Thought Leadership / News
December 14, 2011 
 Thought Leadership
Year End Brings Fiduciary Liability Risk for 401(k) Plans
Gray Reed & McGraw Legal Alert

By Terry Sabom

As a result of new U.S. Department of Labor requirements, employers sponsoring 401(k) plans will be receiving communications from their "service providers" (mutual funds, investment advisors, claims and third party administrators, COBRA advisers, etc.). The deadline for these disclosures is December 31, 2011, and the materials will disclose detailed information about the services provided, the fees paid, and the fiduciary status of the provider.

While most of the burden of complying with the regulations seems to fall on the service providers, employers have obligations also: they must assure themselves that the combination of the services provided and the fees charged is "reasonable", i.e. competitive in the market. If a service arrangement is not reasonable, it is a prohibited transaction, the company is potentially liable to the plan for its losses, and the service provider can be liable for excise taxes.

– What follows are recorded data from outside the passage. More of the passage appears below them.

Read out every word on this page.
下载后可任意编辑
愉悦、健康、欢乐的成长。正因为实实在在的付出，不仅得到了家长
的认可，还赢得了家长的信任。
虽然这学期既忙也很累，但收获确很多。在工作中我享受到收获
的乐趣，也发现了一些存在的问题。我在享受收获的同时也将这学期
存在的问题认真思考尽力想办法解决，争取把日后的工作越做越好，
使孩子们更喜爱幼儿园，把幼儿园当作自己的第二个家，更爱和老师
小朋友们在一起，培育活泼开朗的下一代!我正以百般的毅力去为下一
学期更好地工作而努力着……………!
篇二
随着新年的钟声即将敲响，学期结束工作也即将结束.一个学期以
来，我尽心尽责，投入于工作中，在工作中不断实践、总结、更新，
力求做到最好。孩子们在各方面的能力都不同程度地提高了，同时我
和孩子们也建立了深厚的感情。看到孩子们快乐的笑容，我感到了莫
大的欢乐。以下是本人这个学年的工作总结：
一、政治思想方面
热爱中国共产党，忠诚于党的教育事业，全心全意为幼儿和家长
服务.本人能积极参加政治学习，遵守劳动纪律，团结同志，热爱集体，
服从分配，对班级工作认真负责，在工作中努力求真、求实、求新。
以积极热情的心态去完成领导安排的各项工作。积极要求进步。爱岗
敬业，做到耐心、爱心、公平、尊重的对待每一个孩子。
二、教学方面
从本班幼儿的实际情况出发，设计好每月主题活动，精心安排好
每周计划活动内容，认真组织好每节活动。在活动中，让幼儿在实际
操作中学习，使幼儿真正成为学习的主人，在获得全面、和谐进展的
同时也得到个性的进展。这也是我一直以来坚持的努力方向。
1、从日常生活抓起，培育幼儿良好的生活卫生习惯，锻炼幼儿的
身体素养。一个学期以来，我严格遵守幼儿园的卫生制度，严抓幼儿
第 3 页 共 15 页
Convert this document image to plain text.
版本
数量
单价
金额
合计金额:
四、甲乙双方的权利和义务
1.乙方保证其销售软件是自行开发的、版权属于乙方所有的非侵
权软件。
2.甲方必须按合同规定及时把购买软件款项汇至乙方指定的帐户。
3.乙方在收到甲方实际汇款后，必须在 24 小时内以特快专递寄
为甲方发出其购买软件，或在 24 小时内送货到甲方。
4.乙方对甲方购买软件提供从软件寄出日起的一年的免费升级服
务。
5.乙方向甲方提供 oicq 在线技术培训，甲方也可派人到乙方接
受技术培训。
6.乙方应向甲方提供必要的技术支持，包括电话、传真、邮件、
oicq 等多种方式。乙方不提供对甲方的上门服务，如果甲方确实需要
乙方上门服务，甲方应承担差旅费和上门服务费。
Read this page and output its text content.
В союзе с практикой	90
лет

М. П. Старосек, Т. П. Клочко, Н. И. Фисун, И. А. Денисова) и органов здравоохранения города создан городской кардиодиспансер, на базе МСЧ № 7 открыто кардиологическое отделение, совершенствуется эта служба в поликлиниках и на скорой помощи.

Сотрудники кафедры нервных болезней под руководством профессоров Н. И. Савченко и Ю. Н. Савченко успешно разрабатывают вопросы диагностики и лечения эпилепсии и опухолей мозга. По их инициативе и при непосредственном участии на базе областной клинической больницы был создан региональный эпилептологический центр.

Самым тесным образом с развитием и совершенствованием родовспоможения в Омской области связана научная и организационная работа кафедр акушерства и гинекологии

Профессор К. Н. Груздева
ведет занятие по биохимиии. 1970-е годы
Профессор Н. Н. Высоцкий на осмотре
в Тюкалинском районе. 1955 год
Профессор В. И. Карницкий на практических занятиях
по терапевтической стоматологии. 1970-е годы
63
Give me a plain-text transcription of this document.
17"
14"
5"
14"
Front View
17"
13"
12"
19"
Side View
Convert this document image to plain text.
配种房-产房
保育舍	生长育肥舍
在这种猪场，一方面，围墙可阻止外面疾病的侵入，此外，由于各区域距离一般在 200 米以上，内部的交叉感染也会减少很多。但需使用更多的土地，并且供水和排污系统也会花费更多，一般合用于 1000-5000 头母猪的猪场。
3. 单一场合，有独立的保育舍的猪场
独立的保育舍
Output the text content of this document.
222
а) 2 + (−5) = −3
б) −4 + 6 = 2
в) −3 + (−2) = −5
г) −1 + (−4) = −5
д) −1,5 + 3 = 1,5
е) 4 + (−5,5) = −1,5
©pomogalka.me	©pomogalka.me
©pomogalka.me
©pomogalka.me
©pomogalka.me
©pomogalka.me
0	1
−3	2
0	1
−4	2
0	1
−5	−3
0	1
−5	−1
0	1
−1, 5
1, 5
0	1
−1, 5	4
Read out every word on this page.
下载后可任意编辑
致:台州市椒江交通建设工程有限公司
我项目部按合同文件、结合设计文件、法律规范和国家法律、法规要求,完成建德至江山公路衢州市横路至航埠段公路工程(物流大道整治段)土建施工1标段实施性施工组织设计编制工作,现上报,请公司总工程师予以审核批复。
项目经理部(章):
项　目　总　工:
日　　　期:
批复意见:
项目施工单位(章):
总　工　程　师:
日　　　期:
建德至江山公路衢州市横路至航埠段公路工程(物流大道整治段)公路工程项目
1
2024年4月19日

So, how does an employer act reasonably? Putting in place a compliance process and documenting the company's attention to it is the best course of action. Here is a good table of contents:

  • Identify all "covered service providers."
  • Review the disclosures received and request the information from any covered service providers that do not provide the information.
  • Review disclosures before engaging new service providers, concluding a contract extension or renewal, and adding new investment options.
  • Follow up if any compensation disclosed by the provider is surprising, ambiguous, or apparently unreasonable.
  • Ensure that the services described in the disclosures are consistent with the plan's needs and expectations.
  • Document your review of the disclosures provided and the provider's response to questions or inquiries regarding the disclosures.
  • Revise any standard "requests for proposal" and requested contract terms to incorporate requirements or representations that a covered provider will provide all disclosures required by ERISA.
  • Develop a process for complying with the requirements when a service provider fails to provide the required disclosures.

Companies that "rubber stamp" the disclosures without due diligence are asking for trouble. Implementing a compliance protocol is good business and will go a long way toward avoiding ERISA liability.